Duolingo is fun and good for getting started learning a language, but it won't get you a job. I don't think using Duolingo can get you past the A1 level of CEFR, maybe A2 for reading. You can of course mention it on your resume as a hobby.

How to continue learning and eventually earn a certificate? Where I live I can take language lessons, but I will not get a certificate that can be mapped to CEFR even though I live in the EU. The way the lessons are organized, it is not possible for me to attend them. Can you learn a language online and eventually earn a certificate? A certificate that can be mapped to CEFR? It doesn't have to be free, but they have to offer conversational lessons.

I have found https://www.frantastique.com for French, it is even mentioned on the CEFR wikipedia page, but it doesn't offer conversational lessons. I also found https://www.lingoda.com and they claim they offer CEFR certificates for English, French, German and Spanish.

I would like to get tested and get a certificate for English and French, even if I have to study for a couple of months or a year first. Any recommendations?

November 9, 2017



For becoming more fluent, I recommend using a variety of resources. I personally use podcasts, tv shows, music, a grammar book, and speaking (message and Skype) with native speakers. All of this along with Duo has really helped me with reading, writing, and speaking. And don't wait till after you've finished your tree! I started out with many resources at the same time as Duo, and that approach has been super helpful! You'll notice vocab and grammar overlapping on the various things you use to learn, and it really satisfying to be able to already have that foundation from one resource when you encounter that area on another. And don't let the fluency/levels on Duo get to you, they don't really matter in the real world. Just keep practicing every day and you'll easily be able to see for yourself how fluent you really are.
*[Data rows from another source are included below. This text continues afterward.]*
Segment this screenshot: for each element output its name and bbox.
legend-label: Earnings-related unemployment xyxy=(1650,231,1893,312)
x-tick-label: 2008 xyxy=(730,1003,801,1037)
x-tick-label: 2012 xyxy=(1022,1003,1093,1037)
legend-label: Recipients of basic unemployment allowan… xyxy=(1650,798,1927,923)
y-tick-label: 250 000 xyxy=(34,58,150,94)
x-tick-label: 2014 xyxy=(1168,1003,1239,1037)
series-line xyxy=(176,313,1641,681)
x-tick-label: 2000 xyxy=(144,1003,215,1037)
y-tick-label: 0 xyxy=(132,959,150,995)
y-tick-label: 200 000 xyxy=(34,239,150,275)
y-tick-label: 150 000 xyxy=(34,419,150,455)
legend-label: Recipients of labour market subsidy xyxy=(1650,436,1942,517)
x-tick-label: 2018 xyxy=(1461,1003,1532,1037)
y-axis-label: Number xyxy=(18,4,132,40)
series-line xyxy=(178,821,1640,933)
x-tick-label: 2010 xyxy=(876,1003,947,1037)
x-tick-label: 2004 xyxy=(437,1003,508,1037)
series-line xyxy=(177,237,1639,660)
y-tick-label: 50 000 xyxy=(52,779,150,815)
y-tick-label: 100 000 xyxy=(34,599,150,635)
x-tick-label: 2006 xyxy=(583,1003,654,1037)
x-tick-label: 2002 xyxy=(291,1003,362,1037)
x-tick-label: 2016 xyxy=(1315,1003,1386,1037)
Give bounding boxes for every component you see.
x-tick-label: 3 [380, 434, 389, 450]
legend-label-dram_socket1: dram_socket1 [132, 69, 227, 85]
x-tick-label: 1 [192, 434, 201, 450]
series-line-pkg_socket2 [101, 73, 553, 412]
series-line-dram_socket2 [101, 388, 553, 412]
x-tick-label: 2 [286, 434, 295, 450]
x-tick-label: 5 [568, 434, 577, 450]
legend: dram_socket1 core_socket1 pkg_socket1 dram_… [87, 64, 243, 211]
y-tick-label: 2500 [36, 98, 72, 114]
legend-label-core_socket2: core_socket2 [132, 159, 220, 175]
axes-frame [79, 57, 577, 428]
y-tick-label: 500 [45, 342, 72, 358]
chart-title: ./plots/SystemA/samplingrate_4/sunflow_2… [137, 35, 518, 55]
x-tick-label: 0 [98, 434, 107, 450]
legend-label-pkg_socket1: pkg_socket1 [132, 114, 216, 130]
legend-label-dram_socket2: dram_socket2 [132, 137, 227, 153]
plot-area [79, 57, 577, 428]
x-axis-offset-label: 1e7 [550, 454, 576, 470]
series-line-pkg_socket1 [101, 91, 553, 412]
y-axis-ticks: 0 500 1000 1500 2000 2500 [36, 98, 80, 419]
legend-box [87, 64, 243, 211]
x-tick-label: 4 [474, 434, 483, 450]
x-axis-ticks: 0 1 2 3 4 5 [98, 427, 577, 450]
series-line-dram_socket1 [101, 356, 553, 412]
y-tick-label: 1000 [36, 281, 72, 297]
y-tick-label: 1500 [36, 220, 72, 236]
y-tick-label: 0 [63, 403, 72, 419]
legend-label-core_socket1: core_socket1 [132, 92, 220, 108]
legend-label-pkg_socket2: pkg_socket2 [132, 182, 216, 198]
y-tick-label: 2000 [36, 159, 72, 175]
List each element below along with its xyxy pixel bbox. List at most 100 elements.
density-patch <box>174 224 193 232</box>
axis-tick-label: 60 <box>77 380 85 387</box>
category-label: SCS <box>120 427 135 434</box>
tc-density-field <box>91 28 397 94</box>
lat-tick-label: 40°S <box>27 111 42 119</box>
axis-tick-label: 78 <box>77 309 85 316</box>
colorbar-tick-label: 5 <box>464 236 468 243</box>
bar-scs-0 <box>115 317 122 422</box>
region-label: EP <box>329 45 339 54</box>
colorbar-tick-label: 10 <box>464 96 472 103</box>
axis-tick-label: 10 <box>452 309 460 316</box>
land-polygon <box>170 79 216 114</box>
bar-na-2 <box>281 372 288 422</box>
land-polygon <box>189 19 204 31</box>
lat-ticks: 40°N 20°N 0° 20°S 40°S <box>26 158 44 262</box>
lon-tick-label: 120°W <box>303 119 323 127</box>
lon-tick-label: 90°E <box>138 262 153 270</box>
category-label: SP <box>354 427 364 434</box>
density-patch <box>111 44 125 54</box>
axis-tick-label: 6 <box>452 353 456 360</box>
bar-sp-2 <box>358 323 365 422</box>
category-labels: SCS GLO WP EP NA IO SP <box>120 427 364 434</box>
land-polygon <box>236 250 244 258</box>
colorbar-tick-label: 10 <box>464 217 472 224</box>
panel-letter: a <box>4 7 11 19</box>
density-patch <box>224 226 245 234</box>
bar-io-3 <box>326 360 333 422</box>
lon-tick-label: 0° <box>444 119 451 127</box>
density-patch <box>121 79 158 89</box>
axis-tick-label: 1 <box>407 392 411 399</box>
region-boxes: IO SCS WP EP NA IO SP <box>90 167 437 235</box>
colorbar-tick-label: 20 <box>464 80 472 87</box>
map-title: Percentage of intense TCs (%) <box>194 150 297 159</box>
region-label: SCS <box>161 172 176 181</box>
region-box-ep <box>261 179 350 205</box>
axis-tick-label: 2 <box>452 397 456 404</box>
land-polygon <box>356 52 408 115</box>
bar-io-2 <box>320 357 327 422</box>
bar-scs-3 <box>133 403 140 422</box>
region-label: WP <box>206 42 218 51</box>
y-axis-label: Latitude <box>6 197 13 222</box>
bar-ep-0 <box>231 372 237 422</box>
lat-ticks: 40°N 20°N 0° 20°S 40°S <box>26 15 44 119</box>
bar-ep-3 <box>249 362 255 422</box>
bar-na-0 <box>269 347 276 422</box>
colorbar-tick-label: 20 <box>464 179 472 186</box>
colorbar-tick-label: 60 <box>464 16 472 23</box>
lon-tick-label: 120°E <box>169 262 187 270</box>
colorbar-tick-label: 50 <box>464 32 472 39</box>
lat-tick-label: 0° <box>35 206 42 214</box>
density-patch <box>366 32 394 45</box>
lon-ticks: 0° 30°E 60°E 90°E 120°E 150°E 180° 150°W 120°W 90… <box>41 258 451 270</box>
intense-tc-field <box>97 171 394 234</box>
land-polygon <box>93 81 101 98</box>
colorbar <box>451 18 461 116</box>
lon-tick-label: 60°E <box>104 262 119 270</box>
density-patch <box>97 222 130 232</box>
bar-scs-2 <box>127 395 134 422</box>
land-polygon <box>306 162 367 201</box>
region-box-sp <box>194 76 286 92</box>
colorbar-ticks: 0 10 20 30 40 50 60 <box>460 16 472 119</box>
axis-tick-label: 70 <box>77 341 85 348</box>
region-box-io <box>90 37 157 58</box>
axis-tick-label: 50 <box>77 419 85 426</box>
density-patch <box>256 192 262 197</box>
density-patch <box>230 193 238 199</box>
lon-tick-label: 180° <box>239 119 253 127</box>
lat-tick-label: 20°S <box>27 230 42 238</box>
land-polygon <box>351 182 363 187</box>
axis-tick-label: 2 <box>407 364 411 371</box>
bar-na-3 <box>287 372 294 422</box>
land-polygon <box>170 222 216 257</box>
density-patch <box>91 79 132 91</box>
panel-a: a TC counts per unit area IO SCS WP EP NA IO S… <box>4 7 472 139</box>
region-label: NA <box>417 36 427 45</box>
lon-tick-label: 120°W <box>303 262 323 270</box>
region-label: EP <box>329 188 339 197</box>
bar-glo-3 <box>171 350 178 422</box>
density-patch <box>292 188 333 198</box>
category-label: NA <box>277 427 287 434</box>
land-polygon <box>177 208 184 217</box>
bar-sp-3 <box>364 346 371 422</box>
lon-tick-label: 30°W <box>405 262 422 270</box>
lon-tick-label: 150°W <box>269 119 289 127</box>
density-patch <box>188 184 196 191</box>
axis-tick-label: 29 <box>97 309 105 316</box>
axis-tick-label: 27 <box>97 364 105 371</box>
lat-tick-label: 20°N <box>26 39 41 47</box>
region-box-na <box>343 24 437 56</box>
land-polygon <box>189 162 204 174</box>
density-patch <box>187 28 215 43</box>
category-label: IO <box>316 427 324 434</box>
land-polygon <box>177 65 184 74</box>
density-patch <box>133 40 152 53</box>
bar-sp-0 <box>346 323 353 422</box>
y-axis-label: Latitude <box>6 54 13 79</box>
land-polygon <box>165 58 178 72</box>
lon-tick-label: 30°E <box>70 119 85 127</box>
I don't think Duolingo alone can get you past A2, but it is a very useful too well into the B range.


I find it useful to join facebook groups about subjects I'm interested in, but in my target language, and try to comment there.


Regarding CEFR certificates: there's no general requirement to study at the institution that awards the certificate. It's perfectly possible to organize your own preparation for a CEFR certificate (by mail-ordering textbooks, taking language classes, hiring a tutor, using online tutors via video conferencing, taking online courses like the ones you linked to, etc.), then visit a test centre in another city or country to actually sit the examination. As far as I know there's no way to get a CEFR qualification purely online: the examination must be taken in person at an official test centre.



You are wanting recomendations on how to get more fluent, right? I suggest talking with others in the language at this point.


I don't know anything about certification, but for post-Duolingo study I can't recommend Clozemaster enough (https://www.clozemaster.com). It's got a lot of wonderful features (almost all of them available for free users) and if you pay for premium you get some even better features - such as my favorite combination of listening practices with typing and reveal-after-answer translation.

Overall great for continuing to expand your vocabulary, and on a plus side, it's cheaper than Duolingo Plus!


NB: I'm at CEFR A2 (reading) and DL 23. I would say A2 is good enough for a mention on one's CV.